In February 2022, the NHS England published Delivery plan for tackling the COVID-19 backlog of elective care. It set out plans to expand community diagnostic centres (CDCs), increase surgical capacity through surgical hubs, improve patient pathways and access to specialist advice. The Royal College of Ophthalmologists published an article on what the plan means for NHS ophthalmology services.

In December 2023, a partnership of eye care stakeholders including the Royal National Institute of Blind People, the Association of Optometrists, and the Royal College of Ophthalmologists, published a report calling for a national plan for eye care (PDF). The group said there is a lack of awareness among the public of eye health and there is consensus across the sector that eye care services are inconsistently commissioned, with patient care often fragmented.

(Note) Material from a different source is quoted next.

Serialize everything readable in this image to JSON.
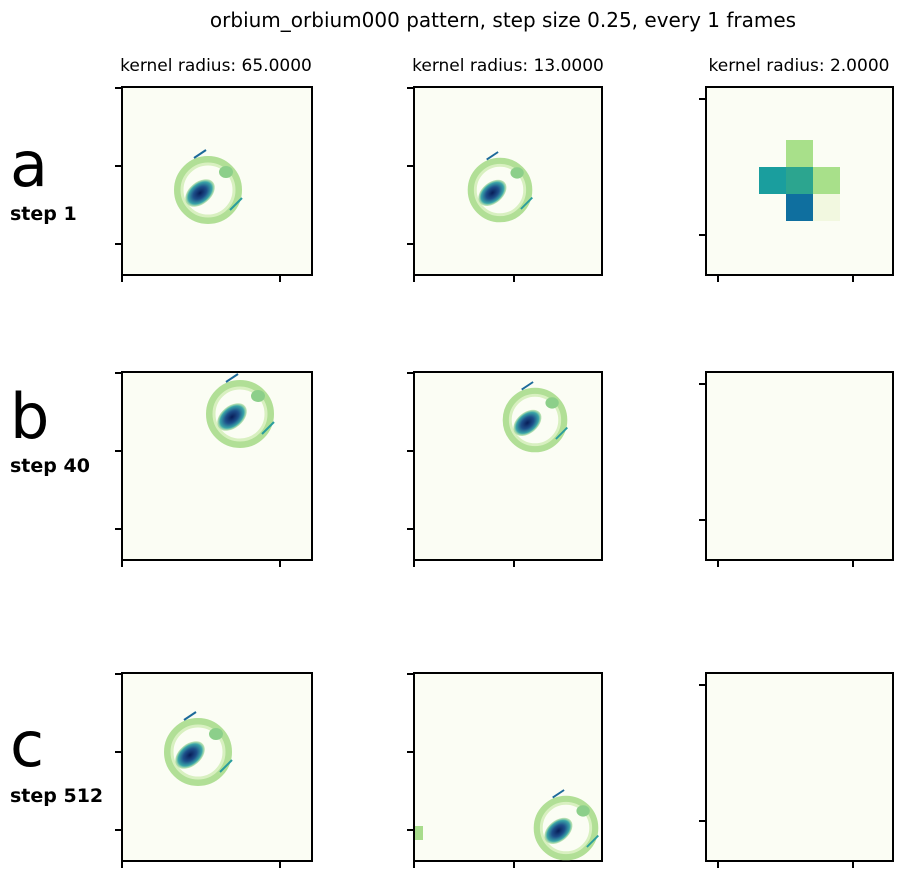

The report made twelve recommendations, including commissioning consistent universal NHS eye care services, including extended services, and establishing high-quality pathways of care. It also said the Government should build on the workforce plan by increasing the number of ophthalmology specialty training places in line with current and future patient need and expanding the wider workforce to increase diagnostic capacity.